Quinn gives his comical spin on the history of the city, from the Lenapes to today. No one is safe from his jokes: Dutch, German, Irish, Jewish, Italian, Puerto Rican, Greek, Dominican, Haitian, Jamaican, Chinese, and Korean immigrants all get skewered. And while he doesn’t focus much on real estate, there is one funny—and, yes, vaguely offensive—bit about Jews buying buildings when no one else would (we cringed, but somehow also laughed).

Quinn accurately paints New Yorkers as straight-talking, opinionated, rude, impulsive, fast-talking and somewhat cynical. (“Exuberance is the West Coast,” he says. “You can’t be nice and last in this city.”) 

Here are some of our favorite parts that really nail what it’s like to live in this unabashedly chaotic spot.

Cars vs. pedestrians

"It's a pedestrian city. It's a city for walkers, not cars. That's why, you'll notice, every car acts like a person and every person acts like a car. Pedestrians are in charge. You've seen it 100 times, they walk on the street, cars just stop. The driver's like 'ooh, I almost got hit by that person, I almost killed myself'."

A town of grumpy people

"How did the New York personality form?...First of all, you have to realize that all the people who came here, came here because they were miserable where they were. So now you’ve got a city filled with miserable people."

We still think we’re better than everyone else

"New Yorkers think they’re better, smarter than everyone else. This is the only city that has blue collar snobs. You could take someone, two years of high school, put them in a room with MIT professors. After an hour, you'll be like 'what'd you think of them?' they'll be like 'they're not New York....They're educated, I give them that. They're smart, but they don't get it'."

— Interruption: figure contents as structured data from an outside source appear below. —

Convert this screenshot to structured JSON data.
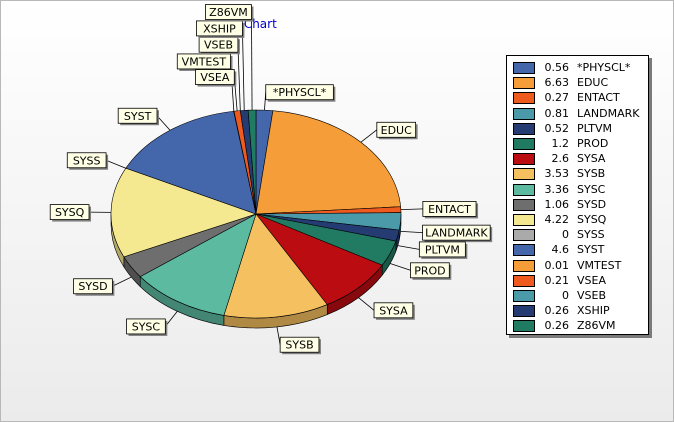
{
  "chart_data": {
    "type": "pie",
    "title": "TChart",
    "legend_position": "right",
    "slices": [
      {
        "label": "*PHYSCL*",
        "value": 0.56,
        "color": "#4466aa"
      },
      {
        "label": "EDUC",
        "value": 6.63,
        "color": "#f59d38"
      },
      {
        "label": "ENTACT",
        "value": 0.27,
        "color": "#ef5a1e"
      },
      {
        "label": "LANDMARK",
        "value": 0.81,
        "color": "#4a9aaa"
      },
      {
        "label": "PLTVM",
        "value": 0.52,
        "color": "#243c72"
      },
      {
        "label": "PROD",
        "value": 1.2,
        "color": "#217a62"
      },
      {
        "label": "SYSA",
        "value": 2.6,
        "color": "#bb0c12"
      },
      {
        "label": "SYSB",
        "value": 3.53,
        "color": "#f4c060"
      },
      {
        "label": "SYSC",
        "value": 3.36,
        "color": "#5cbaa0"
      },
      {
        "label": "SYSD",
        "value": 1.06,
        "color": "#6e6e6e"
      },
      {
        "label": "SYSQ",
        "value": 4.22,
        "color": "#f4e890"
      },
      {
        "label": "SYSS",
        "value": 0,
        "color": "#aaaaaa"
      },
      {
        "label": "SYST",
        "value": 4.6,
        "color": "#4466aa"
      },
      {
        "label": "VMTEST",
        "value": 0.01,
        "color": "#f59d38"
      },
      {
        "label": "VSEA",
        "value": 0.21,
        "color": "#ef5a1e"
      },
      {
        "label": "VSEB",
        "value": 0,
        "color": "#4a9aaa"
      },
      {
        "label": "XSHIP",
        "value": 0.26,
        "color": "#243c72"
      },
      {
        "label": "Z86VM",
        "value": 0.26,
        "color": "#217a62"
      }
    ]
  }
}
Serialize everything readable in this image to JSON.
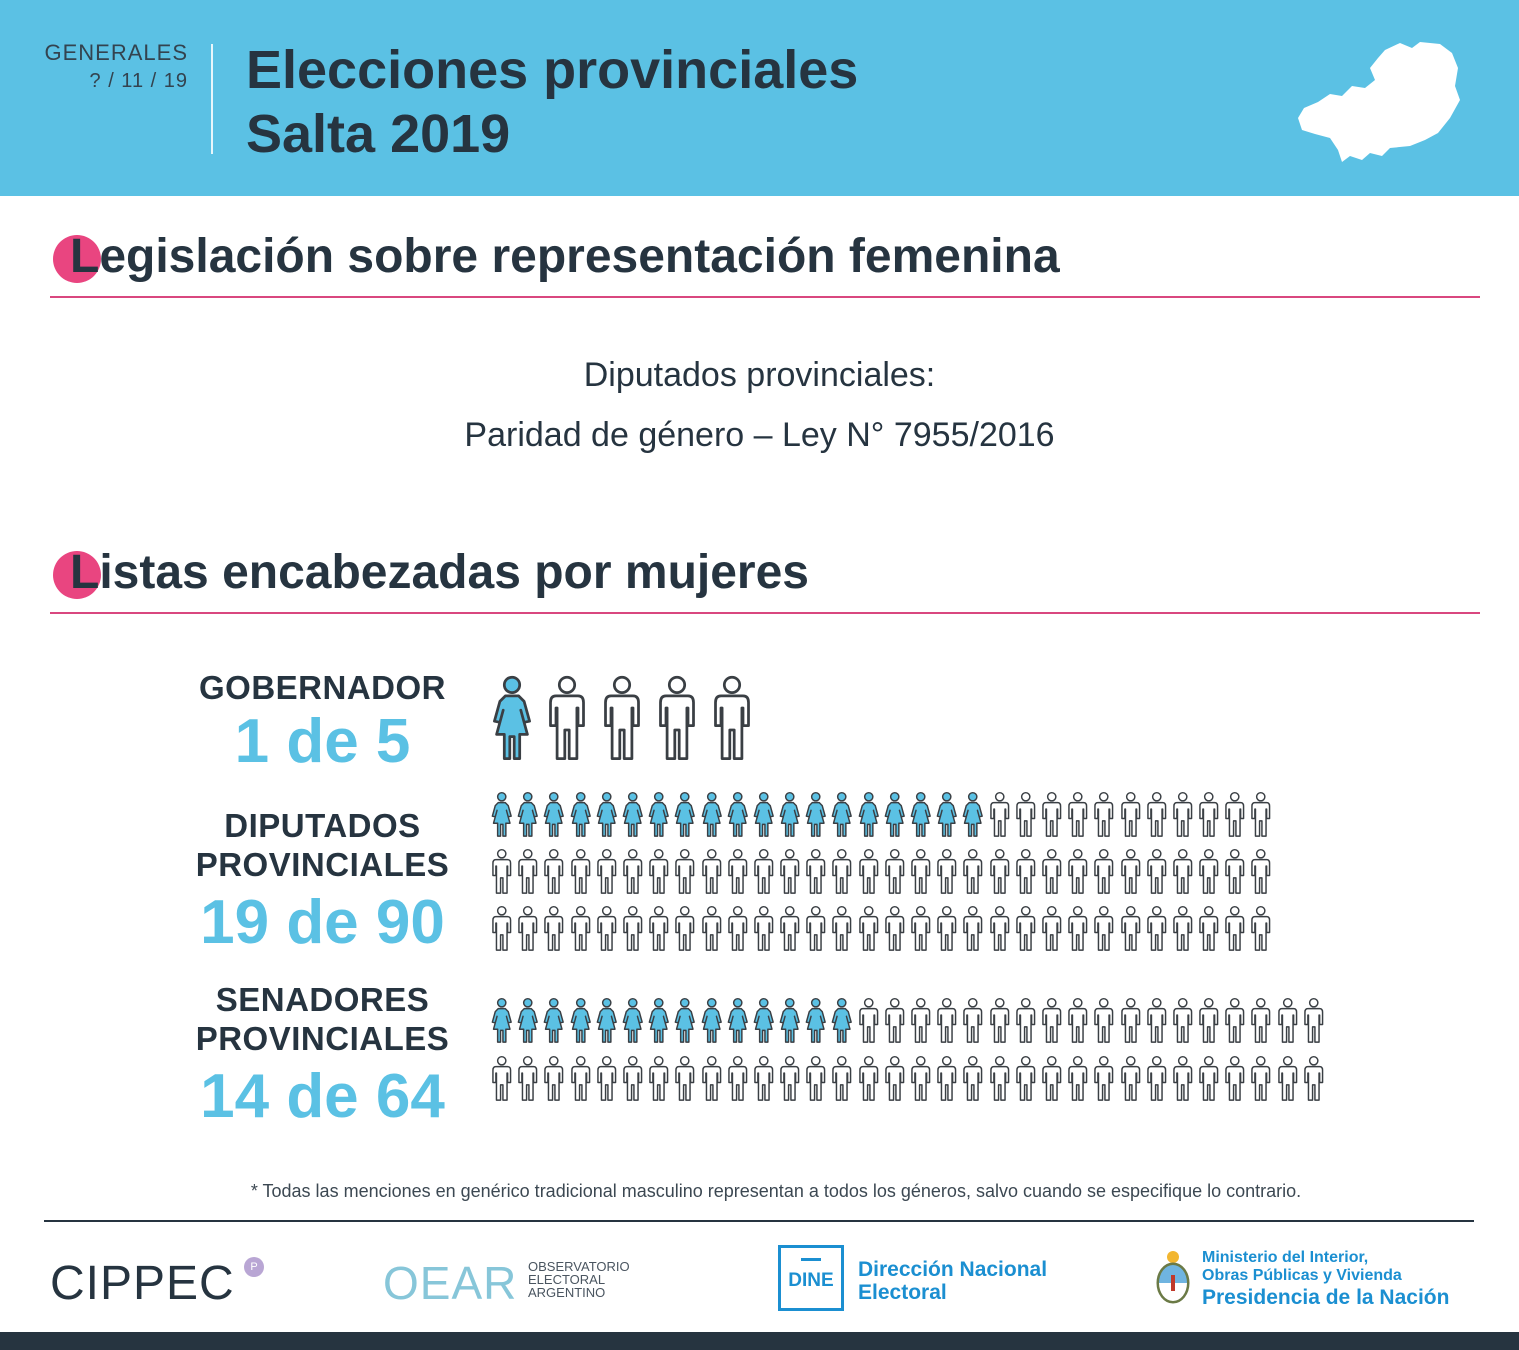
{
  "header": {
    "tag": "GENERALES",
    "date": "? / 11 / 19",
    "title_line1": "Elecciones provinciales",
    "title_line2": "Salta 2019"
  },
  "section1": {
    "title_initial": "L",
    "title": "Legislación sobre representación femenina",
    "line1": "Diputados provinciales:",
    "line2": "Paridad de género – Ley N° 7955/2016"
  },
  "section2": {
    "title": "Listas encabezadas por mujeres"
  },
  "rows": [
    {
      "category": "GOBERNADOR",
      "value": "1 de 5",
      "women": 1,
      "total": 5
    },
    {
      "category": "DIPUTADOS PROVINCIALES",
      "category_line1": "DIPUTADOS",
      "category_line2": "PROVINCIALES",
      "value": "19 de 90",
      "women": 19,
      "total": 90
    },
    {
      "category": "SENADORES PROVINCIALES",
      "category_line1": "SENADORES",
      "category_line2": "PROVINCIALES",
      "value": "14 de 64",
      "women": 14,
      "total": 64
    }
  ],
  "footnote": "* Todas las menciones en genérico tradicional masculino representan a todos los géneros, salvo cuando se especifique lo contrario.",
  "logos": {
    "cippec": "CIPPEC",
    "cippec_mark": "P",
    "oear": "OEAR",
    "oear_sub1": "OBSERVATORIO",
    "oear_sub2": "ELECTORAL",
    "oear_sub3": "ARGENTINO",
    "dine_box": "DINE",
    "dine_line1": "Dirección Nacional",
    "dine_line2": "Electoral",
    "ministerio_line1": "Ministerio del Interior,",
    "ministerio_line2": "Obras Públicas y Vivienda",
    "ministerio_line3": "Presidencia de la Nación"
  },
  "colors": {
    "header_bg": "#5bc1e4",
    "accent_pink": "#e94580",
    "woman_fill": "#5bc1e4",
    "man_fill": "#ffffff",
    "dark": "#263440",
    "dine_blue": "#1b8fd1"
  }
}
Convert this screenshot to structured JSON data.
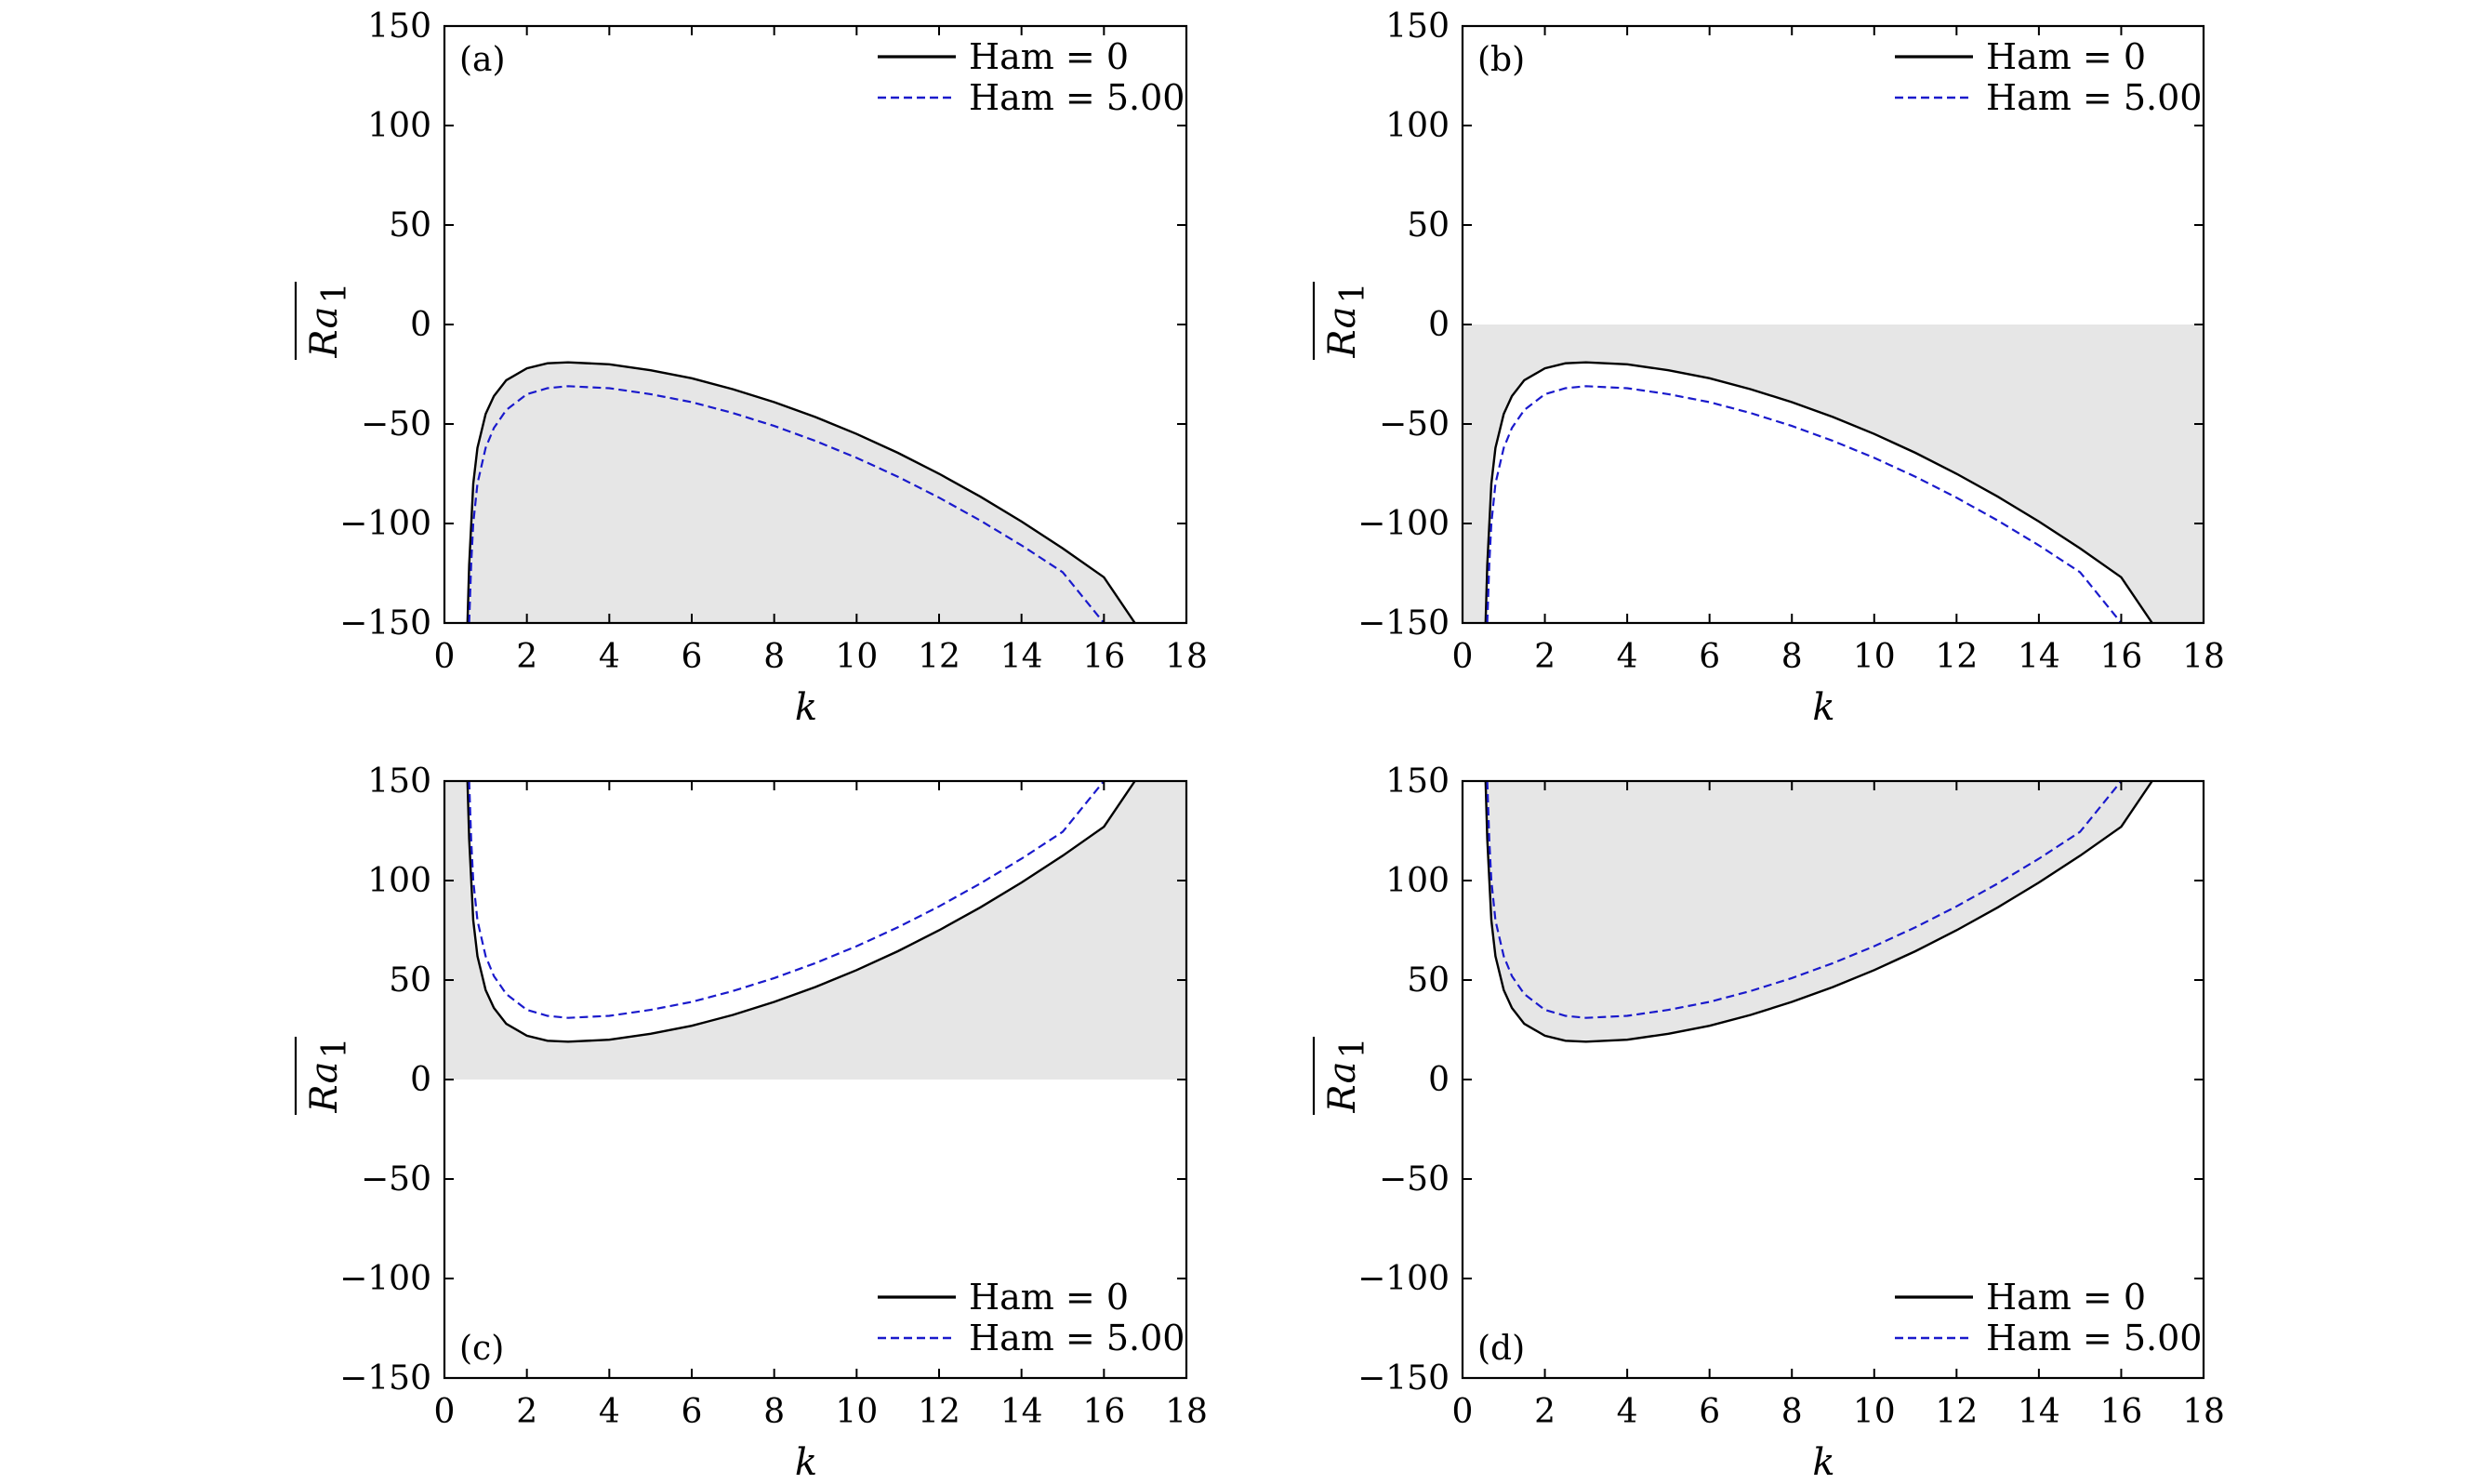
{
  "colors": {
    "ham0": "#000000",
    "ham5": "#1a1acc",
    "shade": "#e6e6e6",
    "frame": "#000000"
  },
  "shared": {
    "xlabel": "k",
    "ylabel": "Ra",
    "ylabel_sub": "1",
    "xlim": [
      0,
      18
    ],
    "ylim": [
      -150,
      150
    ],
    "xticks": [
      "0",
      "2",
      "4",
      "6",
      "8",
      "10",
      "12",
      "14",
      "16",
      "18"
    ],
    "yticks": [
      "150",
      "100",
      "50",
      "0",
      "−50",
      "−100",
      "−150"
    ],
    "legend_entries": [
      "Ham = 0",
      "Ham = 5.00"
    ]
  },
  "chart_data": [
    {
      "type": "line",
      "panel_label": "(a)",
      "shading": "below Ham = 0 curve",
      "legend_position": "top-right",
      "xlabel": "k",
      "ylabel": "Ra_1 (overlined)",
      "xlim": [
        0,
        18
      ],
      "ylim": [
        -150,
        150
      ],
      "series": [
        {
          "name": "Ham = 0",
          "style": "solid",
          "x": [
            0.56,
            0.6,
            0.7,
            0.8,
            1.0,
            1.2,
            1.5,
            2.0,
            2.5,
            3.0,
            4.0,
            5.0,
            6.0,
            7.0,
            8.0,
            9.0,
            10.0,
            11.0,
            12.0,
            13.0,
            14.0,
            15.0,
            16.0,
            16.75
          ],
          "y": [
            -150,
            -121,
            -80,
            -62,
            -45,
            -36,
            -28,
            -22,
            -19.5,
            -19,
            -20,
            -23,
            -27,
            -32.5,
            -39,
            -46.5,
            -55,
            -64.5,
            -75,
            -86.5,
            -99,
            -112.5,
            -127,
            -150
          ]
        },
        {
          "name": "Ham = 5.00",
          "style": "dashed",
          "x": [
            0.6,
            0.65,
            0.7,
            0.8,
            1.0,
            1.2,
            1.5,
            2.0,
            2.5,
            3.0,
            4.0,
            5.0,
            6.0,
            7.0,
            8.0,
            9.0,
            10.0,
            11.0,
            12.0,
            13.0,
            14.0,
            15.0,
            16.0
          ],
          "y": [
            -150,
            -120,
            -100,
            -80,
            -62,
            -52,
            -43,
            -35,
            -32,
            -31,
            -32,
            -35,
            -39,
            -44.5,
            -51,
            -58.5,
            -67,
            -76.5,
            -87,
            -98.5,
            -111,
            -124.5,
            -150
          ]
        }
      ]
    },
    {
      "type": "line",
      "panel_label": "(b)",
      "shading": "between Ham = 0 curve and Ra = 0",
      "legend_position": "top-right",
      "xlabel": "k",
      "ylabel": "Ra_1 (overlined)",
      "xlim": [
        0,
        18
      ],
      "ylim": [
        -150,
        150
      ],
      "series": [
        {
          "name": "Ham = 0",
          "style": "solid",
          "x": [
            0.56,
            0.6,
            0.7,
            0.8,
            1.0,
            1.2,
            1.5,
            2.0,
            2.5,
            3.0,
            4.0,
            5.0,
            6.0,
            7.0,
            8.0,
            9.0,
            10.0,
            11.0,
            12.0,
            13.0,
            14.0,
            15.0,
            16.0,
            16.75
          ],
          "y": [
            -150,
            -121,
            -80,
            -62,
            -45,
            -36,
            -28,
            -22,
            -19.5,
            -19,
            -20,
            -23,
            -27,
            -32.5,
            -39,
            -46.5,
            -55,
            -64.5,
            -75,
            -86.5,
            -99,
            -112.5,
            -127,
            -150
          ]
        },
        {
          "name": "Ham = 5.00",
          "style": "dashed",
          "x": [
            0.6,
            0.65,
            0.7,
            0.8,
            1.0,
            1.2,
            1.5,
            2.0,
            2.5,
            3.0,
            4.0,
            5.0,
            6.0,
            7.0,
            8.0,
            9.0,
            10.0,
            11.0,
            12.0,
            13.0,
            14.0,
            15.0,
            16.0
          ],
          "y": [
            -150,
            -120,
            -100,
            -80,
            -62,
            -52,
            -43,
            -35,
            -32,
            -31,
            -32,
            -35,
            -39,
            -44.5,
            -51,
            -58.5,
            -67,
            -76.5,
            -87,
            -98.5,
            -111,
            -124.5,
            -150
          ]
        }
      ]
    },
    {
      "type": "line",
      "panel_label": "(c)",
      "shading": "between Ra = 0 and Ham = 0 curve",
      "legend_position": "bottom-right",
      "xlabel": "k",
      "ylabel": "Ra_1 (overlined)",
      "xlim": [
        0,
        18
      ],
      "ylim": [
        -150,
        150
      ],
      "series": [
        {
          "name": "Ham = 0",
          "style": "solid",
          "x": [
            0.56,
            0.6,
            0.7,
            0.8,
            1.0,
            1.2,
            1.5,
            2.0,
            2.5,
            3.0,
            4.0,
            5.0,
            6.0,
            7.0,
            8.0,
            9.0,
            10.0,
            11.0,
            12.0,
            13.0,
            14.0,
            15.0,
            16.0,
            16.75
          ],
          "y": [
            150,
            121,
            80,
            62,
            45,
            36,
            28,
            22,
            19.5,
            19,
            20,
            23,
            27,
            32.5,
            39,
            46.5,
            55,
            64.5,
            75,
            86.5,
            99,
            112.5,
            127,
            150
          ]
        },
        {
          "name": "Ham = 5.00",
          "style": "dashed",
          "x": [
            0.6,
            0.65,
            0.7,
            0.8,
            1.0,
            1.2,
            1.5,
            2.0,
            2.5,
            3.0,
            4.0,
            5.0,
            6.0,
            7.0,
            8.0,
            9.0,
            10.0,
            11.0,
            12.0,
            13.0,
            14.0,
            15.0,
            16.0
          ],
          "y": [
            150,
            120,
            100,
            80,
            62,
            52,
            43,
            35,
            32,
            31,
            32,
            35,
            39,
            44.5,
            51,
            58.5,
            67,
            76.5,
            87,
            98.5,
            111,
            124.5,
            150
          ]
        }
      ]
    },
    {
      "type": "line",
      "panel_label": "(d)",
      "shading": "above Ham = 0 curve",
      "legend_position": "bottom-right",
      "xlabel": "k",
      "ylabel": "Ra_1 (overlined)",
      "xlim": [
        0,
        18
      ],
      "ylim": [
        -150,
        150
      ],
      "series": [
        {
          "name": "Ham = 0",
          "style": "solid",
          "x": [
            0.56,
            0.6,
            0.7,
            0.8,
            1.0,
            1.2,
            1.5,
            2.0,
            2.5,
            3.0,
            4.0,
            5.0,
            6.0,
            7.0,
            8.0,
            9.0,
            10.0,
            11.0,
            12.0,
            13.0,
            14.0,
            15.0,
            16.0,
            16.75
          ],
          "y": [
            150,
            121,
            80,
            62,
            45,
            36,
            28,
            22,
            19.5,
            19,
            20,
            23,
            27,
            32.5,
            39,
            46.5,
            55,
            64.5,
            75,
            86.5,
            99,
            112.5,
            127,
            150
          ]
        },
        {
          "name": "Ham = 5.00",
          "style": "dashed",
          "x": [
            0.6,
            0.65,
            0.7,
            0.8,
            1.0,
            1.2,
            1.5,
            2.0,
            2.5,
            3.0,
            4.0,
            5.0,
            6.0,
            7.0,
            8.0,
            9.0,
            10.0,
            11.0,
            12.0,
            13.0,
            14.0,
            15.0,
            16.0
          ],
          "y": [
            150,
            120,
            100,
            80,
            62,
            52,
            43,
            35,
            32,
            31,
            32,
            35,
            39,
            44.5,
            51,
            58.5,
            67,
            76.5,
            87,
            98.5,
            111,
            124.5,
            150
          ]
        }
      ]
    }
  ]
}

"Everyone else, they go on vacation, and say 'Can you imagine if we lived here?' We go on vacation we tell people, 'Can you imagine if you lived in New York?'"

Subway woes

Quinn refers to the subway turnstile as the "misery creator." "It takes nice, midwestern girls—peppy, life-coach, motivational speaker personalities—after nine months on that subway, one day, you're on the subway, they're on the subway, and you hear that announcement 'Sorry for the delays, someone jumped on the track and killed themselves,' and they're like 'you gotta be shittin' me right now'."
 
Getting in the turnstile when others are exiting is not easy, he says. "No one ever lets you in. ...You have to wait for someone whose eyes look weak and vulnerable enough ... some middle-aged Canadian tourist lady."

And there's always the battle of the express vs. the local, says Quinn. “I think I’m better than people if I’m on the express. People walk across the platform trying to catch it, they look like suckers. Idiots. Pleading eyes, weak.”

New York then and now

"There are poems on the subway now... In those days, the MTA put up signs, 'Remember it’s chain-snatching season, so tuck your jewelery into your clothing and turn your rings around so the stones don’t show'.”
 
"The subway was so bad people would blame you if you got jumped on the subway… 'I was in the last car'. 'Last car???!!! You deserved what you got'.. Even transit cops wouldn't go in the last car." 
 

"If you told someone 'I saw your mother on 42nd Street', they would physically try to kill you, that was the biggest insult you could say. People would fight all the time over that. Now, they’d be ''yeah, she works at the New York Times, they’ve got the graduate center, she’s doing something for Playwrights Horizons over there'."

"The pimps would be lined up like CitiBikes... 42nd Street was porno, drug dealers and then just 20 shirtless guys swinging nunchuks, because there were five martial arts stores...The city was a hellhole but it seemed more authentic.”

My, how Brooklyn’s changed

“If you don’t want to see color go to Brooklyn, it’s 100 percent white now. When did that happen?...I’ve seen white kids yell 'Black Lives Matter' at black cops."
 

"When I was a kid you wouldn’t go near the L train…. Go on the L train now at 2 in the morning it looks like a ski lift."